Storing and Serving 10's of Millions of Images
I have a collection of ~ 30 Million Images i need for AI and Statistical Analysis for a thesys that i'm working on. The Images are quite small and currently take about 1.5TB in total.
Currently i use a Hetzner NVME Ryzen Server with 2x 1TB nvme Raid-0 (I do have a daily external backup)
All images are named based on their sha1 Hash and put in to subfolders like "ab/cd/ef/gh/abcdefgh.jpg " to prevent too many files in one directory.
All metadata i generate is stored on a mysql db on the same server.
I access the files ether locally (some analysis is done with python on the server itself) and i setup a nginx server to load images externally over https for some applications.
I backup the server using incremental rsync.
So much for the background. Now to my Question:
Since i'm running out of space and having it on raid 0 is a little bit worrying i want to offload all images to a separate Server.
I either want something like Raid 10 for higher iops or ssd cache and raid 1 or 5. With just a single hard drive many small images are just too slow.
Any ideas on improving image storage?
Is there something to do caching in ssd automatically?
What should i look out for, do you know any offers?
Storage 3TB+, Location EU, BW: ~5TB-10TB @ 1gbit peak. CPU + RAM not that important.
Budget < 150$ (The cheaper the better)
This Server would be needed until October.
Thanks a lot.
Comments
Never use RAID1 or RAID5 because you will only get the write speeds of one drive, it's just the same as having one drive (only read speeds will improve). Besides RAID1/5 with big drives is just too risky, if one breaks down you are looking at a long rebuild period and the other might fail as well and you'll lose all your data. Performance will heavily degrade as well during that time.

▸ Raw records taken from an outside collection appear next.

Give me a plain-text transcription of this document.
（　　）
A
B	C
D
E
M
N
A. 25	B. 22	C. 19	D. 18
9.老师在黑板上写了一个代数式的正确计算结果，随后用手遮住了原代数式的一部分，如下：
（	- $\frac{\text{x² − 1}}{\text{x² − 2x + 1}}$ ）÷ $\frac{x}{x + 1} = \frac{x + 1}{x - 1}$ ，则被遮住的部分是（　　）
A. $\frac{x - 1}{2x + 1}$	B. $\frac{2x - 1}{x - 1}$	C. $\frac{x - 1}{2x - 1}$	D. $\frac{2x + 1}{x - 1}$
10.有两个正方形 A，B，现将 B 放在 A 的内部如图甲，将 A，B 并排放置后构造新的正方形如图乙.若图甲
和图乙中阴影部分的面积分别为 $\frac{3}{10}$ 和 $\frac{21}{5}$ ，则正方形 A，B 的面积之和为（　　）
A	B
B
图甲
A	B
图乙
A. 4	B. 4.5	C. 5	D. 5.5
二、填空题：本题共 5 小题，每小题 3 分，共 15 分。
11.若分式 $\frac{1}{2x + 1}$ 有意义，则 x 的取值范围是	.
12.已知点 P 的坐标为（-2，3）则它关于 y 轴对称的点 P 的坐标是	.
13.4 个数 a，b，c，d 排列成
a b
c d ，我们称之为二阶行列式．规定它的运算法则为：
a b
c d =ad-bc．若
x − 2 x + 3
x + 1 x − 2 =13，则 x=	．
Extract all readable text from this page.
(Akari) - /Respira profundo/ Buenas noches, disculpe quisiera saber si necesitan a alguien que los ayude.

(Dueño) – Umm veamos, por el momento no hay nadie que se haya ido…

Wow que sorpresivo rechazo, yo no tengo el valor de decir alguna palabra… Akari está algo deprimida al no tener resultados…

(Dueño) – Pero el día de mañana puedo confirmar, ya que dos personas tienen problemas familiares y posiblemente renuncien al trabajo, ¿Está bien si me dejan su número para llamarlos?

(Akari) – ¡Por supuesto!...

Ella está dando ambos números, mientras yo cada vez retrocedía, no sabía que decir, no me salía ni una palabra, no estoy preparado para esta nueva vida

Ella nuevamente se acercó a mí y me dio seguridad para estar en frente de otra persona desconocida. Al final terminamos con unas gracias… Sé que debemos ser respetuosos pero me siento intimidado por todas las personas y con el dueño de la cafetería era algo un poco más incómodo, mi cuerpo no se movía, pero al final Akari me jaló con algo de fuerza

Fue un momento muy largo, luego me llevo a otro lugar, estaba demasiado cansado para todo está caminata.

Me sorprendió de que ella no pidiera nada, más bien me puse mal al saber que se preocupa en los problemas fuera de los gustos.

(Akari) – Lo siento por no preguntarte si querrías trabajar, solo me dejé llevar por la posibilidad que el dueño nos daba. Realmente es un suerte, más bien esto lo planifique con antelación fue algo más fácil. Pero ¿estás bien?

Best option for this is ZFS mirroring with SSD caching, if you're interested and need help with this I've send you a PM if that's ok
You can ask Hetzner to add a 3.8tb datacenter ssd for 38 euro/month, these datacenter drives can handle a lot more iops compared to the consumer drives.
I ran a server with million of small files and the only way to go is SSD/nvme, besides nowadays you don't pay that much more for SSD/nvme.

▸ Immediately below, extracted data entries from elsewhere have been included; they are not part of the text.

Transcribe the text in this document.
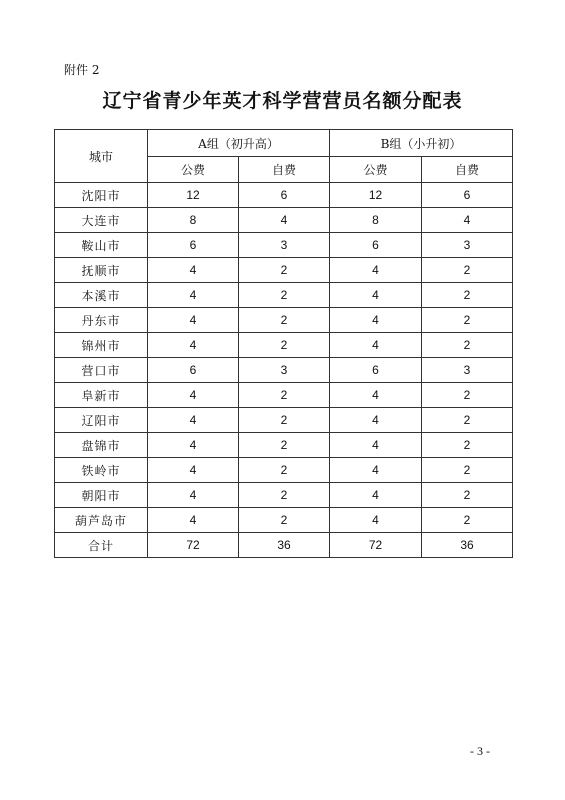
附件 2
辽宁省青少年英才科学营营员名额分配表
城市	A组（初升高）		B组（小升初）	
	公费	自费	公费	自费
沈阳市	12	6	12	6
大连市	8	4	8	4
鞍山市	6	3	6	3
抚顺市	4	2	4	2
本溪市	4	2	4	2
丹东市	4	2	4	2
锦州市	4	2	4	2
营口市	6	3	6	3
阜新市	4	2	4	2
辽阳市	4	2	4	2
盘锦市	4	2	4	2
铁岭市	4	2	4	2
朝阳市	4	2	4	2
葫芦岛市	4	2	4	2
合计	72	36	72	36
- 3 -
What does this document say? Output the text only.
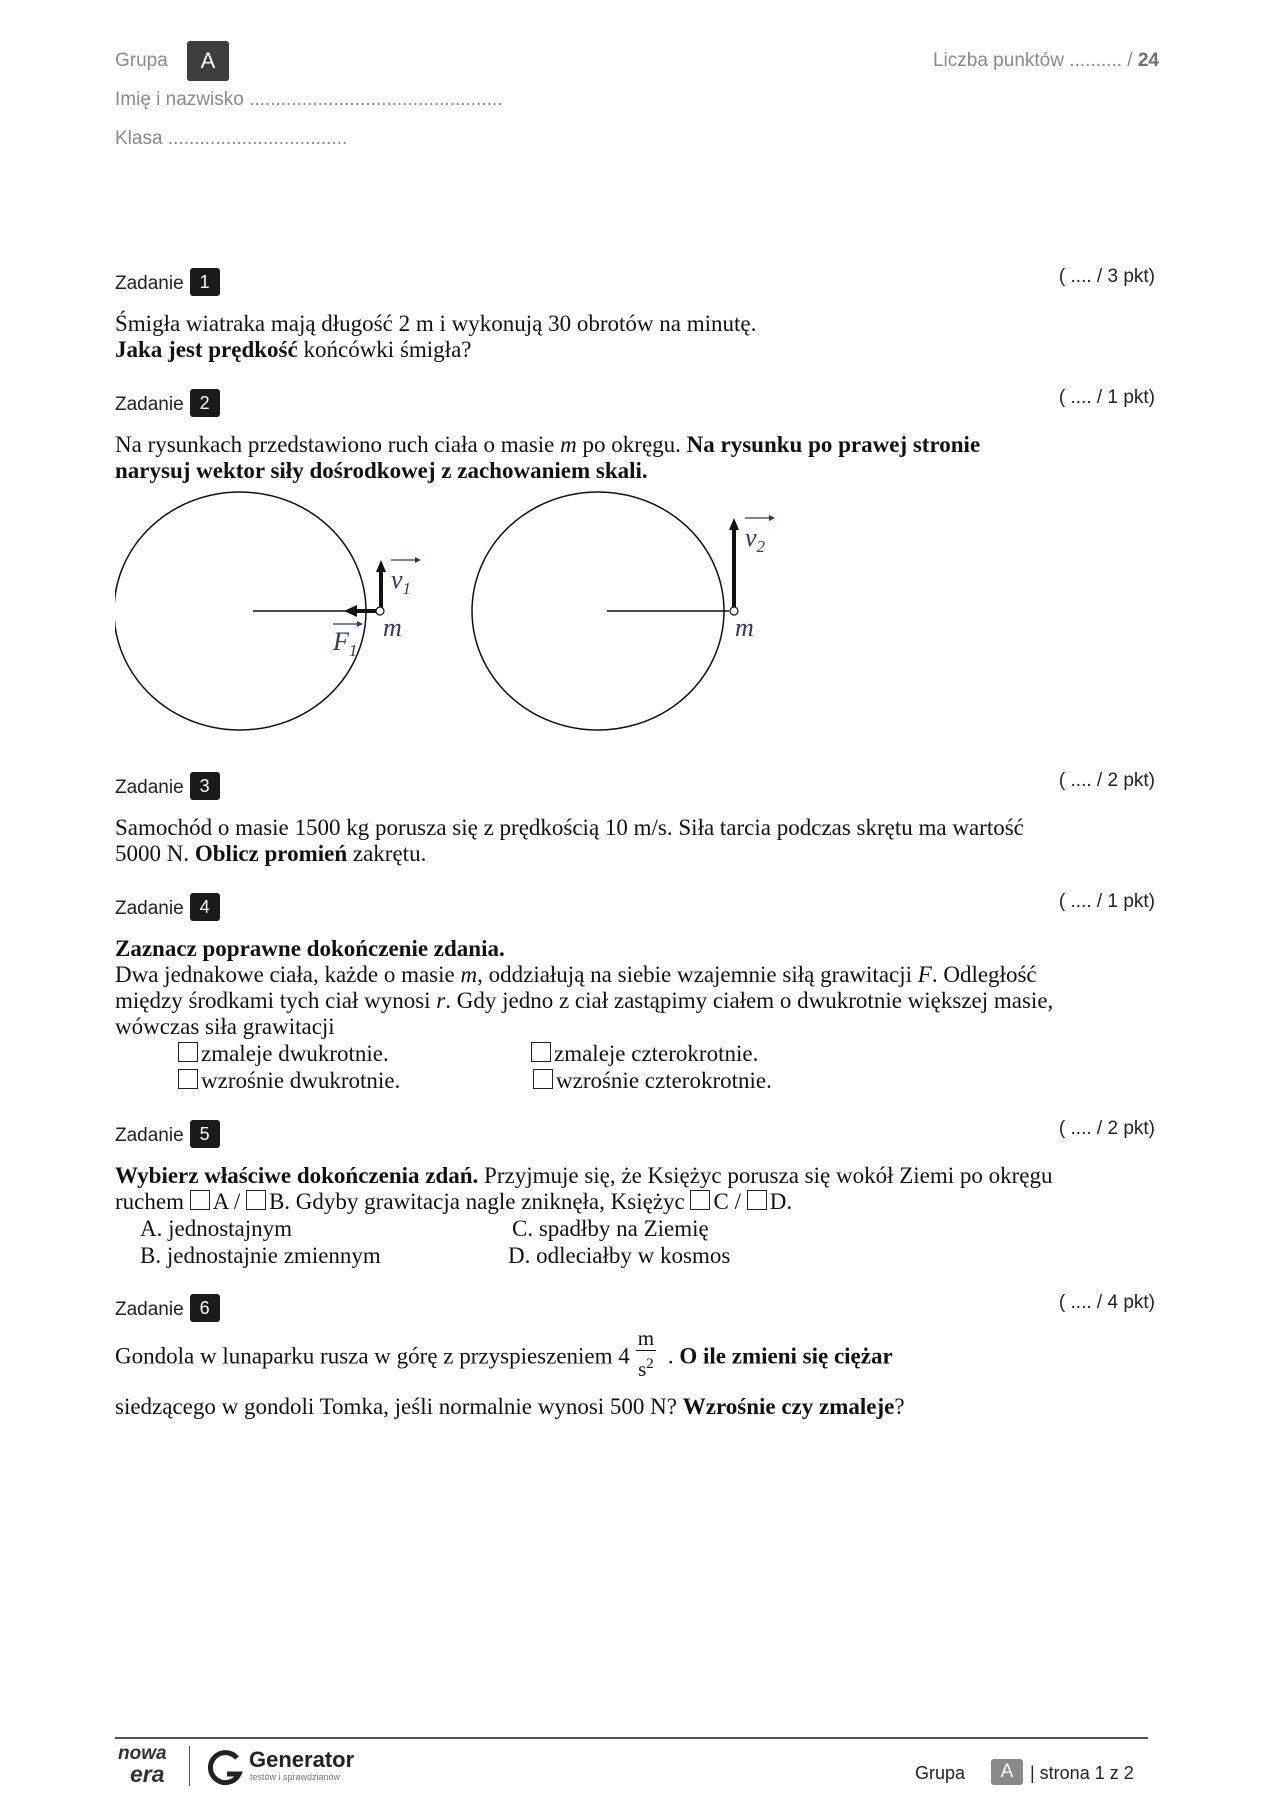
Grupa	A	Liczba punktów .......... / 24
Imię i nazwisko ................................................
Klasa ..................................
Zadanie 1	( .... / 3 pkt)
Śmigła wiatraka mają długość 2 m i wykonują 30 obrotów na minutę.
Jaka jest prędkość końcówki śmigła?
Zadanie 2	( .... / 1 pkt)
Na rysunkach przedstawiono ruch ciała o masie m po okręgu. Na rysunku po prawej stronie narysuj wektor siły dośrodkowej z zachowaniem skali.
$v_1$
$F_1$
m
$v_2$
m
Zadanie 3	( .... / 2 pkt)
Samochód o masie 1500 kg porusza się z prędkością 10 m/s. Siła tarcia podczas skrętu ma wartość 5000 N. Oblicz promień zakrętu.
Zadanie 4	( .... / 1 pkt)
Zaznacz poprawne dokończenie zdania.
Dwa jednakowe ciała, każde o masie m, oddziałują na siebie wzajemnie siłą grawitacji F. Odległość między środkami tych ciał wynosi r. Gdy jedno z ciał zastąpimy ciałem o dwukrotnie większej masie, wówczas siła grawitacji
zmaleje dwukrotnie.	zmaleje czterokrotnie.
wzrośnie dwukrotnie.	wzrośnie czterokrotnie.
Zadanie 5	( .... / 2 pkt)
Wybierz właściwe dokończenia zdań. Przyjmuje się, że Księżyc porusza się wokół Ziemi po okręgu ruchem A / B. Gdyby grawitacja nagle zniknęła, Księżyc C / D.
A. jednostajnym	C. spadłby na Ziemię
B. jednostajnie zmiennym	D. odleciałby w kosmos
Zadanie 6	( .... / 4 pkt)
Gondola w lunaparku rusza w górę z przyspieszeniem $4 \frac{m}{s^2}$ . O ile zmieni się ciężar
siedzącego w gondoli Tomka, jeśli normalnie wynosi 500 N? Wzrośnie czy zmaleje?
nowa
era
Generator
testów i sprawdzianów	Grupa	A | strona 1 z 2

Did you try https://www.hetzner.com/storage/storage-box?
Free Internal Traffic to hetzner
Useable as network drive (SAMBA?)
Try BX10 for € 3.59
That is a very good deal, i will look in to that.
How does caching work in ZFS?
I need the newest files and some of the most accessed ones in cache. Is that doable?
Thanks
It's a good option but you need at least RAID1. So you need two drives.
Yes so ZFS will cache most accessed files in memory first, if that's full it will use the SSD. It kinda predicts the future of which files you access most and cache those in advance. It's truly awesome and cheap because you can use spinning disks and you can add as many SSDs and/or memory as you want. You can also easily expand the pool.
It's also faster than any hardware RAID solution if you have good CPUs. And last but not least it's self healing so it's great for data integrity. I've been running some ZFS pools for more than 7 years now, never with one corrupt file or lost data.
Ok, will do some benchmarking, iops might be an issue.
Multiple, load balanced Hetzner VPSes with Block Storage?